Back several years ago when I was a contributor to Whipup, I wrote a post about how frustrating it was as a mom that clothing manufacturers don’t make pants for girls that are as warm as those they make for boys. Many retailers and manufacturers offer flannel-lined pants for boys but you’ll have a hard time finding flannel-lined pants for girls. Even retailers like REI that sell clothes for outdoorsy types don’t offer pants for girls and women other than those for skiing.
There are fleece pants that are fine inside but the wind goes right through them. I bought a pair of lined girls’ pants at Hanna Andersson but they are lightweight cotton lined with jersey so they are still not warm enough for really cold days at recess or walking around town in the winter. Given that we live in Chicago I wanted a pair of pants that my daughter can wear to school or ice skating or just playing outside with her friends in cold weather without pulling on a head-to-toe snowsuit.
Back in the 70s when I was in school, I remember that girls weren’t even allowed to wear pants to school unless it was snowing. So I guess I shouldn’t be surprised but I still worry about the message it sends to our daughters. To me the message is, “You don’t need to be warm because you won’t be outside in cold weather” or “Looking cute is more important than being warm.” The message that I want to send to my daughter is, “Be prepared for any weather” and “Never let not having the right clothing hold you back from doing what you want to do and having fun, regardless of the weather.”
So when our daughter was three I made her a pair of reversible flannel pants, that she immediately dubbed her “fancy pants.” I made them from a commercial pattern for a pair of simple elastic pants. In addition to cutting the fabric for the outside of the pants, I cut pieces the same size for the flannel lining and just slipped them inside the pants before I topstitched the waist and the hems of the legs. Our daughter wore the first pair I made that winter more than any other article of clothing she owned. Year after year she would start asking me in October if I would make her another pair of “fancy pants” because she had outgrown the last pair.
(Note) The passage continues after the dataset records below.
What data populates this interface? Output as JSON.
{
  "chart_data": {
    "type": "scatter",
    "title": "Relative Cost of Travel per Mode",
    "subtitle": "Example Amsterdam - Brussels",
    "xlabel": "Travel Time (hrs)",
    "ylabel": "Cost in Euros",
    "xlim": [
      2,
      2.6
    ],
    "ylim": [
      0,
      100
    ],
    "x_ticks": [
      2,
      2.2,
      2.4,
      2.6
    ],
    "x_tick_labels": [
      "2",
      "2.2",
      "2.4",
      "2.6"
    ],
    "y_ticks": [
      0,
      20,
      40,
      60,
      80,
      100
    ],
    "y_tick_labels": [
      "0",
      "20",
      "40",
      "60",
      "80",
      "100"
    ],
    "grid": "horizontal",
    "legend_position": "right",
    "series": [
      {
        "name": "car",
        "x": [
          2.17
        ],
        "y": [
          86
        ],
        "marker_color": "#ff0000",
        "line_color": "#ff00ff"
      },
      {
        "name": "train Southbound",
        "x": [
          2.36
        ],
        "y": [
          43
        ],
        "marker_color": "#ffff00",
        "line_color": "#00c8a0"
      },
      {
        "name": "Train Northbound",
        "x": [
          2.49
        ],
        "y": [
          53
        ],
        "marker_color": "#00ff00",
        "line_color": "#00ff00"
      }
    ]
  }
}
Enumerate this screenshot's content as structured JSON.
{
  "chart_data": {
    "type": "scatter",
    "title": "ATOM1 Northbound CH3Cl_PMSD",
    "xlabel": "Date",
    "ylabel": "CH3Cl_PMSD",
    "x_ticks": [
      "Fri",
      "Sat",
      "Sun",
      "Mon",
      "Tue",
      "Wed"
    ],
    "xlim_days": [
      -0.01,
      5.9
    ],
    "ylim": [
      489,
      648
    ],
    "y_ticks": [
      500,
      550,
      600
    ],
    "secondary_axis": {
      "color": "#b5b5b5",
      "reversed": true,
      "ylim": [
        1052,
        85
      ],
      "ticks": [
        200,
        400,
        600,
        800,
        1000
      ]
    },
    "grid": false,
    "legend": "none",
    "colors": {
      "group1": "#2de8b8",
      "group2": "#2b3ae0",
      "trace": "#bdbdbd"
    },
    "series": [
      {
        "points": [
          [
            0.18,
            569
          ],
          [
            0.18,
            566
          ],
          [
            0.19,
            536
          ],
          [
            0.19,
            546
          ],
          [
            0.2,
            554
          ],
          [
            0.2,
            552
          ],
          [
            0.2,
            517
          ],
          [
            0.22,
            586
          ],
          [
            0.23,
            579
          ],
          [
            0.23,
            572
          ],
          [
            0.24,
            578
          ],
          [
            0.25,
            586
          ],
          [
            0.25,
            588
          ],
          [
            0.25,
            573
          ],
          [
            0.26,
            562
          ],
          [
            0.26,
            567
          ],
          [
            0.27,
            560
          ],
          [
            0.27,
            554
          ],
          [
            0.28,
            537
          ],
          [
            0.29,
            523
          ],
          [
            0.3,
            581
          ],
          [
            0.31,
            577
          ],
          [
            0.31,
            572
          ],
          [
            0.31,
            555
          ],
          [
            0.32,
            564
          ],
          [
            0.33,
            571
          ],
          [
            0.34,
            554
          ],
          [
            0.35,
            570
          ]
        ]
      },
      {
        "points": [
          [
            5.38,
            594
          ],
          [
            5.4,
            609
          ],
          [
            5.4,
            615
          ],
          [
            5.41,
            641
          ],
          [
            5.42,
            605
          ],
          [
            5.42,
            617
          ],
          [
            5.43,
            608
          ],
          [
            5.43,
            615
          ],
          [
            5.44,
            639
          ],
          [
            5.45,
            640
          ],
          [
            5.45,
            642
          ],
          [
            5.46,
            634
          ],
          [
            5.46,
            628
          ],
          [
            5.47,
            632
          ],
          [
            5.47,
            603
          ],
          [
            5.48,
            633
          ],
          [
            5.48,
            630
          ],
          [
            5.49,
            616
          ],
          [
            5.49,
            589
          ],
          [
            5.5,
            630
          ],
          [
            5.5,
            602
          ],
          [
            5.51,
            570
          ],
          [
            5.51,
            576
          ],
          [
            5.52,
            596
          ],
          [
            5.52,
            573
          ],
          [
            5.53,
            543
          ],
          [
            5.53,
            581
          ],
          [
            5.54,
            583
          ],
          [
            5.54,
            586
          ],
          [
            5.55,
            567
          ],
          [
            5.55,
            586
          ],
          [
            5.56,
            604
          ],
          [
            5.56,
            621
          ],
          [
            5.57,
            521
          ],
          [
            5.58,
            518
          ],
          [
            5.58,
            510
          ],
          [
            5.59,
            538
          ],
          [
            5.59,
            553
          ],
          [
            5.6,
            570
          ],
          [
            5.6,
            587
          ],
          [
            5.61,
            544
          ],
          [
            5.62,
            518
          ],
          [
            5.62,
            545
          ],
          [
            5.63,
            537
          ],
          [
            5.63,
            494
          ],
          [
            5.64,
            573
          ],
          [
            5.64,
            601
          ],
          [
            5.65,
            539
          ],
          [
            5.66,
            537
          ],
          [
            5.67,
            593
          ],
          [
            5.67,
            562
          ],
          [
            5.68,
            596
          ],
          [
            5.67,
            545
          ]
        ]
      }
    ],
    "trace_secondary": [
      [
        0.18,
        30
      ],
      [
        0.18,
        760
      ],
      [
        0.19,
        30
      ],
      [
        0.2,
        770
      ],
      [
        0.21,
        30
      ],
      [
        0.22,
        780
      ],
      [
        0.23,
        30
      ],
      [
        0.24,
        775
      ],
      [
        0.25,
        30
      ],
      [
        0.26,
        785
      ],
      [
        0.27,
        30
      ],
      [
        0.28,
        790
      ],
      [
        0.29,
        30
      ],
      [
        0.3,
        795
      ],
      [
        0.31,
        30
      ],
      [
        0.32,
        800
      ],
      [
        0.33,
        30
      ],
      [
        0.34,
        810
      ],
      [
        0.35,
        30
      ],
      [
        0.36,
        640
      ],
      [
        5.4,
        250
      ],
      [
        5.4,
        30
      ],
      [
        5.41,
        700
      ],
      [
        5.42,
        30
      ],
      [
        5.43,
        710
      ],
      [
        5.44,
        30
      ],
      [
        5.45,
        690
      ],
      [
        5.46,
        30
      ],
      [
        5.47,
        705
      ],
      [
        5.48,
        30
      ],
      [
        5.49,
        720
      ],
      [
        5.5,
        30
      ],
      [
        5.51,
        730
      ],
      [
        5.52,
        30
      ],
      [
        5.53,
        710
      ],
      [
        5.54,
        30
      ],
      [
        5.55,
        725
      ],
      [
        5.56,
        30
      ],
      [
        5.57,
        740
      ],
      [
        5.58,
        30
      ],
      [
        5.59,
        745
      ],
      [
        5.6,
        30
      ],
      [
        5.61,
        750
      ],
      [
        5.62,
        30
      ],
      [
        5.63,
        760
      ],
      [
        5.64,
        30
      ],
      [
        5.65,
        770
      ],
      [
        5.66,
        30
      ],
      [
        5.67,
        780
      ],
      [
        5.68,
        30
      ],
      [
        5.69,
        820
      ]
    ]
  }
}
A few years ago I switched from making the pants with reversible flannel to using colored denim on the outside for added durability. Last year I found jumbo pink rickrack to run down the sides of the legs and chose a pattern that included a simple zippered pocket for the inevitable tissue collection that goes along with playing outside in cold temperatures. I was really excited to find the perfect pink zipper that matched that rickrack!
What I really want to do next is make a pair for myself.